Berlin (ots)
In genau acht Wochen wird Die Linke 15 Jahre alt, aber zu feiern gibt es nullkommanix. Die Partei stolpert von einer Krise zur nächsten; vielen Debatten wohnte etwas Selbstzerstörerisches inne. Eine vergeigte Bundestagswahl, ungeklärte Flügelkämpfe und -kompromisse, der ewige Streit ums Regieren, die Grundsatzdiskussion über Außen- und Sicherheitspolitik vor dem Hintergrund des Ukraine-Krieges, jetzt Vorwürfe sexueller Übergriffe – es geht immer noch ein Stück weiter hinein in den Schlamassel.
Dass nun die Ko-Vorsitzende Susanne Hennig-Wellsow zurücktritt, verschärft die Lage zusätzlich. Sie war gemeinsam mit Janine Wissler erst vor gut einem Jahr gewählt worden, um der Linken neuen Schwung zu geben. Geschehen ist das genaue Gegenteil. Und da kann Die Linke noch froh sein, dass Rot-Grün-Rot im Bund, wofür sich Hennig-Wellsow massiv eingesetzt hatte, nicht zustande kam – die Partei stünde jetzt in einer noch ganz anderen Zerreißprobe. Erneuerung brauche neue Gesichter, ließ Hennig-Wellsow wissen – ein solches neues Gesicht sollte sie sein. Doch die kurze Amtszeit des Vorsitzendenduos vermittelte angesichts der multiplen Parteikrisen den Eindruck von Überforderung.
Die Linke steckt endgültig in der schwersten Krise ihrer Existenz.
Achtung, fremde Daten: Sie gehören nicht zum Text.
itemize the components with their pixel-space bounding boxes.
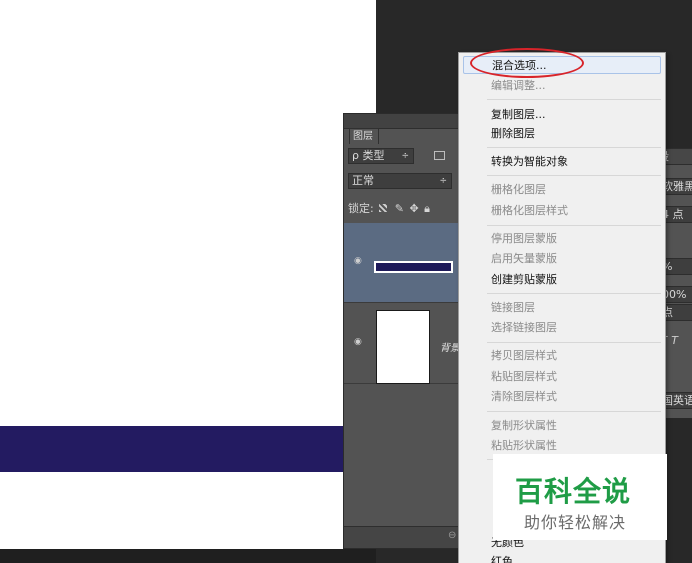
dropdown-arrow-icon: ÷ (401, 151, 409, 161)
layer-thumbnail (376, 310, 430, 384)
menu-item-link-layers[interactable]: 链接图层 (491, 299, 535, 317)
menu-separator (487, 175, 661, 176)
brush-icon[interactable]: ✎ (395, 202, 404, 215)
dropdown-arrow-icon: ÷ (439, 176, 447, 186)
menu-separator (487, 342, 661, 343)
watermark-title: 百科全说 (515, 475, 632, 508)
layer-filter-dropdown[interactable]: ρ 类型 ÷ (348, 148, 414, 164)
filter-label: ρ 类型 (352, 149, 385, 162)
menu-item-delete-layer[interactable]: 删除图层 (491, 125, 535, 143)
watermark: 百科全说 助你轻松解决 (493, 454, 667, 540)
lock-label: 锁定: (348, 202, 374, 215)
layer-row-shape[interactable]: ◉ (344, 223, 472, 303)
menu-item-clear-layer-style[interactable]: 清除图层样式 (491, 388, 557, 406)
watermark-subtitle: 助你轻松解决 (524, 513, 627, 532)
layers-panel-header (344, 114, 472, 129)
menu-separator (487, 225, 661, 226)
blend-mode-dropdown[interactable]: 正常 ÷ (348, 173, 452, 189)
menu-item-create-clipping-mask[interactable]: 创建剪贴蒙版 (491, 271, 557, 289)
blend-mode-value: 正常 (352, 174, 374, 187)
link-layers-icon[interactable]: ⊖ (448, 530, 456, 541)
lock-icon[interactable]: 🔒︎ (424, 202, 430, 215)
menu-item-disable-layer-mask[interactable]: 停用图层蒙版 (491, 230, 557, 248)
menu-separator (487, 99, 661, 100)
highlight-circle (470, 48, 584, 78)
menu-item-paste-shape-attributes[interactable]: 粘贴形状属性 (491, 437, 557, 455)
menu-separator (487, 411, 661, 412)
canvas-bottom-area (0, 549, 376, 563)
menu-item-edit-adjustment[interactable]: 编辑调整... (491, 77, 546, 95)
move-icon[interactable]: ✥ (409, 202, 418, 215)
tab-layers[interactable]: 图层 (349, 128, 379, 144)
menu-item-enable-vector-mask[interactable]: 启用矢量蒙版 (491, 250, 557, 268)
menu-item-select-linked-layers[interactable]: 选择链接图层 (491, 319, 557, 337)
menu-item-copy-shape-attributes[interactable]: 复制形状属性 (491, 417, 557, 435)
menu-item-convert-smart-object[interactable]: 转换为智能对象 (491, 153, 568, 171)
menu-item-rasterize-layer[interactable]: 栅格化图层 (491, 181, 546, 199)
layers-panel-footer: ⊖ (344, 526, 472, 548)
layers-panel: 图层 ρ 类型 ÷ 正常 ÷ 锁定: ✎ ✥ 🔒︎ ◉ ◉ 背景 ⊖ (343, 113, 473, 549)
layer-row-background[interactable]: ◉ 背景 (344, 304, 472, 384)
canvas-stripe-shape (0, 426, 376, 472)
lock-transparent-icon[interactable] (379, 204, 388, 212)
menu-item-rasterize-layer-style[interactable]: 栅格化图层样式 (491, 202, 568, 220)
document-canvas[interactable] (0, 0, 376, 549)
menu-separator (487, 293, 661, 294)
font-family-value: 软雅黑 (662, 180, 692, 193)
visibility-eye-icon[interactable]: ◉ (354, 257, 364, 266)
menu-item-paste-layer-style[interactable]: 粘贴图层样式 (491, 368, 557, 386)
layer-name: 背景 (440, 343, 460, 354)
visibility-eye-icon[interactable]: ◉ (354, 338, 364, 347)
image-filter-icon[interactable] (434, 151, 445, 160)
language-value: 国英语 (662, 394, 692, 407)
menu-item-red[interactable]: 红色 (491, 553, 513, 563)
layer-thumbnail (374, 261, 453, 273)
menu-item-copy-layer-style[interactable]: 拷贝图层样式 (491, 347, 557, 365)
menu-item-duplicate-layer[interactable]: 复制图层... (491, 106, 546, 124)
menu-separator (487, 147, 661, 148)
lock-row: 锁定: ✎ ✥ 🔒︎ (348, 200, 472, 218)
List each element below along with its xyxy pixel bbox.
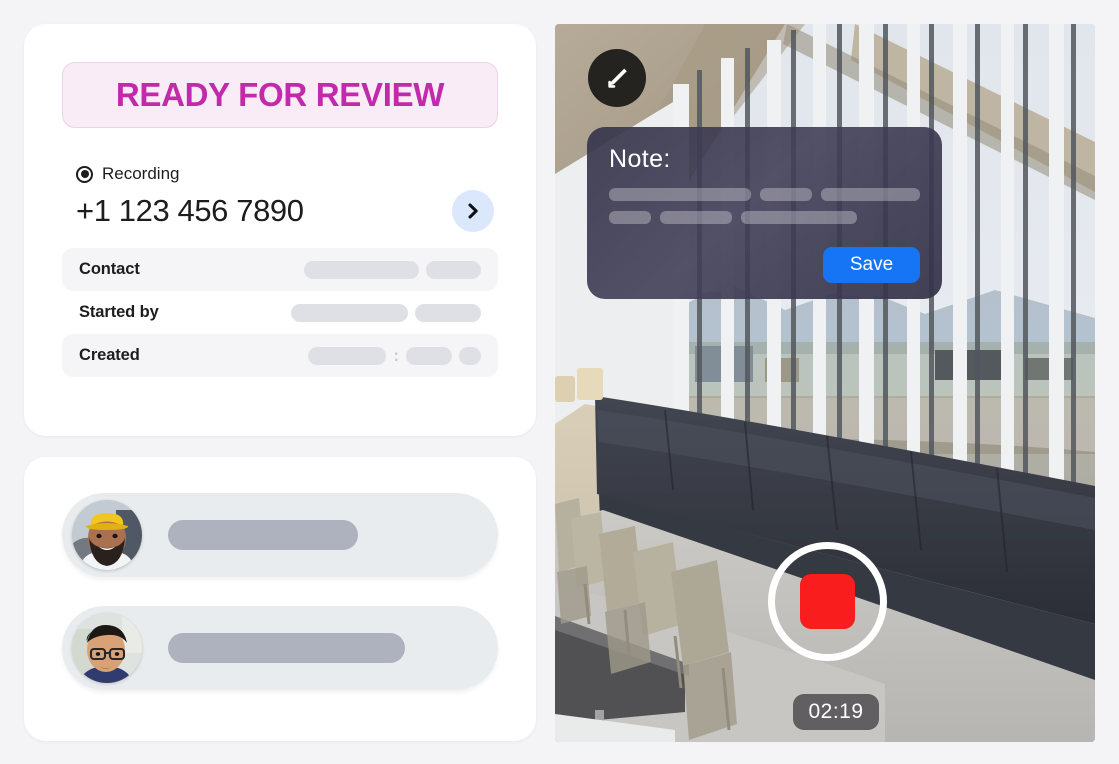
- skeleton-bar: [759, 188, 813, 201]
- note-title: Note:: [609, 145, 671, 173]
- detail-value-skeleton: :: [308, 346, 481, 365]
- stop-record-square-icon: [800, 574, 855, 629]
- detail-row-started-by: Started by: [62, 291, 498, 334]
- app-root: READY FOR REVIEW Recording +1 123 456 78…: [0, 0, 1119, 764]
- skeleton-bar: [304, 260, 419, 279]
- participants-card: [24, 457, 536, 741]
- detail-label: Created: [79, 346, 140, 364]
- radio-dot: [80, 170, 89, 178]
- detail-value-skeleton: [304, 260, 481, 279]
- skeleton-bar: [459, 346, 481, 365]
- detail-label: Started by: [79, 303, 159, 321]
- skeleton-bar: [741, 211, 857, 224]
- detail-row-contact: Contact: [62, 248, 498, 291]
- detail-label: Contact: [79, 260, 140, 278]
- chevron-right-button[interactable]: [452, 190, 494, 232]
- avatar-bearded-worker-hardhat: [72, 500, 142, 570]
- skeleton-bar: [168, 520, 358, 550]
- video-preview-panel[interactable]: Note: Save 02:19: [555, 24, 1095, 742]
- recording-detail-card: READY FOR REVIEW Recording +1 123 456 78…: [24, 24, 536, 436]
- status-badge: READY FOR REVIEW: [62, 62, 498, 128]
- avatar-man-glasses: [72, 613, 142, 683]
- save-note-button[interactable]: Save: [823, 247, 920, 283]
- list-item[interactable]: [62, 493, 498, 577]
- phone-number-row: +1 123 456 7890: [62, 190, 498, 232]
- radio-selected-icon[interactable]: [76, 165, 93, 183]
- skeleton-bar: [660, 211, 732, 224]
- edit-note-button[interactable]: [588, 49, 646, 107]
- skeleton-bar: [308, 346, 387, 365]
- skeleton-bar: [415, 303, 481, 322]
- note-editor-panel[interactable]: Note: Save: [587, 127, 942, 299]
- detail-rows: Contact Started by Created:: [62, 248, 498, 377]
- skeleton-bar: [168, 633, 405, 663]
- detail-row-created: Created :: [62, 334, 498, 377]
- skeleton-bar: [406, 346, 452, 365]
- note-placeholder-lines: [609, 188, 921, 224]
- skeleton-bar: [609, 211, 651, 224]
- skeleton-separator: :: [393, 346, 399, 365]
- skeleton-bar: [821, 188, 921, 201]
- phone-number-value: +1 123 456 7890: [76, 193, 304, 228]
- pencil-edit-icon: [603, 64, 631, 92]
- chevron-right-icon: [463, 201, 483, 221]
- left-column: READY FOR REVIEW Recording +1 123 456 78…: [24, 24, 536, 741]
- recording-timer-value: 02:19: [808, 700, 864, 723]
- note-line: [609, 188, 921, 201]
- recording-radio-label: Recording: [102, 164, 180, 183]
- recording-timer-badge: 02:19: [793, 694, 879, 730]
- list-item[interactable]: [62, 606, 498, 690]
- skeleton-bar: [291, 303, 408, 322]
- stop-recording-button[interactable]: [768, 542, 887, 661]
- skeleton-bar: [426, 260, 481, 279]
- note-line: [609, 211, 920, 224]
- status-badge-label: READY FOR REVIEW: [115, 76, 445, 113]
- recording-radio-row[interactable]: Recording: [76, 164, 498, 184]
- skeleton-bar: [609, 188, 751, 201]
- detail-value-skeleton: [291, 303, 481, 322]
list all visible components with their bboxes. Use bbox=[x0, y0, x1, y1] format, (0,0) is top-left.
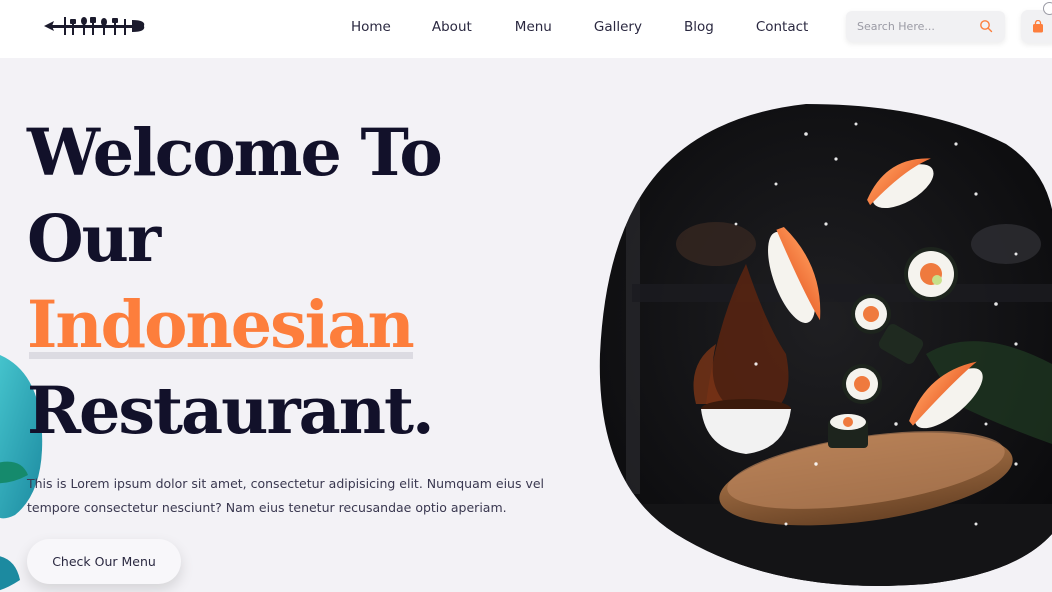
hero-title-accent: Indonesian bbox=[27, 282, 415, 368]
nav-link-gallery[interactable]: Gallery bbox=[594, 18, 642, 36]
nav-link-menu[interactable]: Menu bbox=[515, 18, 552, 36]
close-icon[interactable] bbox=[1043, 2, 1052, 15]
navbar: Home About Menu Gallery Blog Contact bbox=[0, 0, 1052, 58]
hero-title-line-4: Restaurant. bbox=[27, 373, 435, 449]
hero-title: Welcome To Our Indonesian Restaurant. bbox=[27, 110, 443, 454]
nav-link-contact[interactable]: Contact bbox=[756, 18, 809, 36]
hero-title-line-1: Welcome To bbox=[27, 115, 443, 191]
search-input[interactable] bbox=[857, 20, 977, 33]
shopping-bag-icon bbox=[1033, 20, 1043, 33]
nav-links: Home About Menu Gallery Blog Contact bbox=[351, 18, 808, 36]
nav-link-blog[interactable]: Blog bbox=[684, 18, 714, 36]
sushi-hero-image bbox=[599, 104, 1052, 586]
cart-button[interactable] bbox=[1021, 10, 1052, 43]
search-icon[interactable] bbox=[979, 19, 993, 33]
nav-link-about[interactable]: About bbox=[432, 18, 472, 36]
search-box bbox=[846, 11, 1005, 42]
hero-description: This is Lorem ipsum dolor sit amet, cons… bbox=[27, 476, 545, 515]
nav-link-home[interactable]: Home bbox=[351, 18, 391, 36]
hero-title-line-2: Our bbox=[27, 201, 161, 277]
cutlery-logo[interactable] bbox=[44, 14, 146, 38]
check-menu-button[interactable]: Check Our Menu bbox=[27, 539, 181, 584]
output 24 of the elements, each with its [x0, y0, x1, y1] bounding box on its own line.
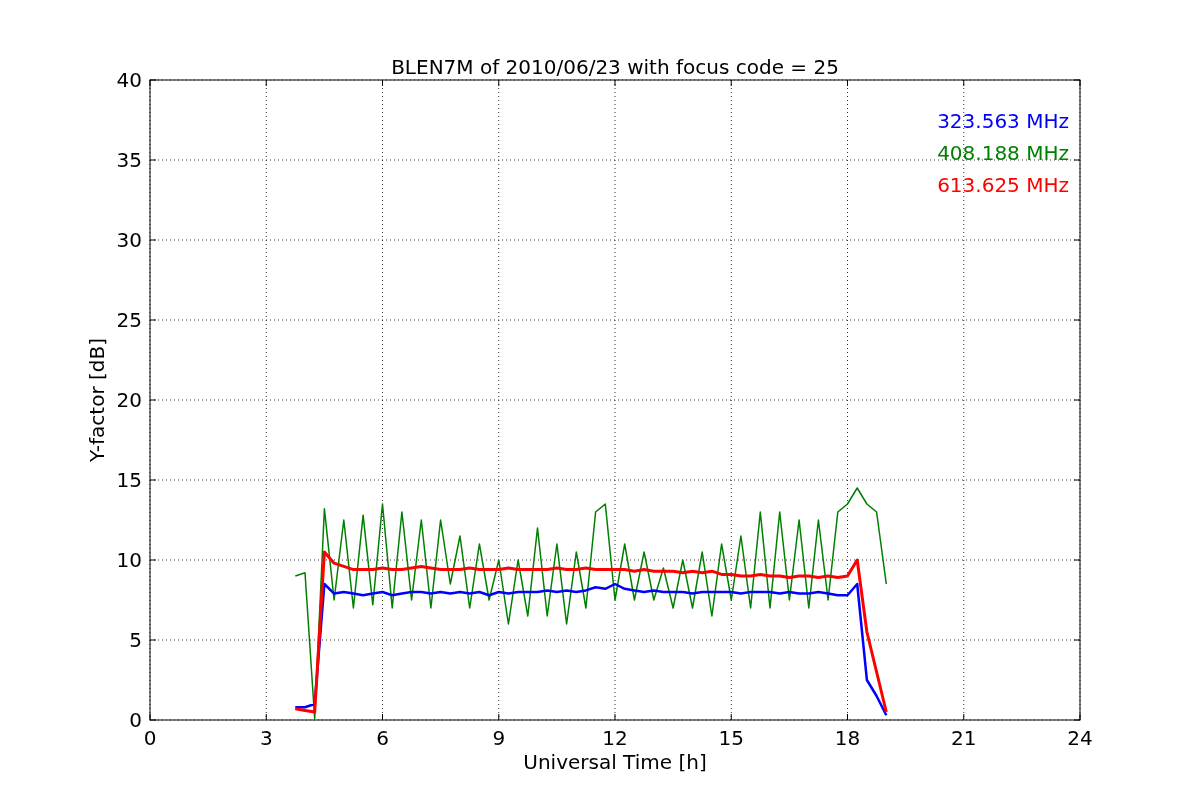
legend-label: 323.563 MHz — [937, 109, 1069, 133]
y-tick-label: 20 — [116, 388, 142, 412]
x-tick-label: 24 — [1067, 726, 1093, 750]
y-axis-label: Y-factor [dB] — [85, 338, 109, 462]
chart-title: BLEN7M of 2010/06/23 with focus code = 25 — [391, 55, 839, 79]
x-tick-label: 9 — [492, 726, 506, 750]
y-tick-label: 30 — [116, 228, 142, 252]
x-tick-label: 0 — [143, 726, 157, 750]
y-tick-label: 0 — [129, 708, 142, 732]
y-tick-label: 25 — [116, 308, 142, 332]
y-tick-label: 5 — [129, 628, 142, 652]
x-tick-label: 15 — [718, 726, 744, 750]
legend-label: 613.625 MHz — [937, 173, 1069, 197]
x-tick-label: 18 — [834, 726, 861, 750]
y-tick-label: 40 — [116, 68, 142, 92]
y-tick-label: 35 — [116, 148, 142, 172]
x-axis-label: Universal Time [h] — [523, 750, 707, 774]
x-tick-label: 3 — [259, 726, 273, 750]
x-tick-label: 21 — [951, 726, 977, 750]
legend-label: 408.188 MHz — [937, 141, 1069, 165]
y-tick-label: 10 — [116, 548, 142, 572]
y-tick-label: 15 — [116, 468, 142, 492]
x-tick-label: 6 — [376, 726, 389, 750]
x-tick-label: 12 — [602, 726, 628, 750]
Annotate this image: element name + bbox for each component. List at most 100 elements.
Zumal sich in Sachen sexuelle Übergriffe mehr Fragen an Wissler als an Hennig-Wellsow richten. Wie Wissler sich nun verhält; ob sie im Juni erneut für den Vorsitz kandidiert, für den die beiden Frauen ausdrücklich als Duo angetreten waren; ob der Parteitag vorgezogen werden muss – das sind einige dringende Fragen. Auf diesem Parteitag sollten ein paar wichtige inhaltliche Dinge – etwa die Haltung zur EU und zum bedingungslosen Grundeinkommen – entschieden werden. Vielleicht sollte Die Linke zunächst entscheiden, ob sie überhaupt noch Politik machen will.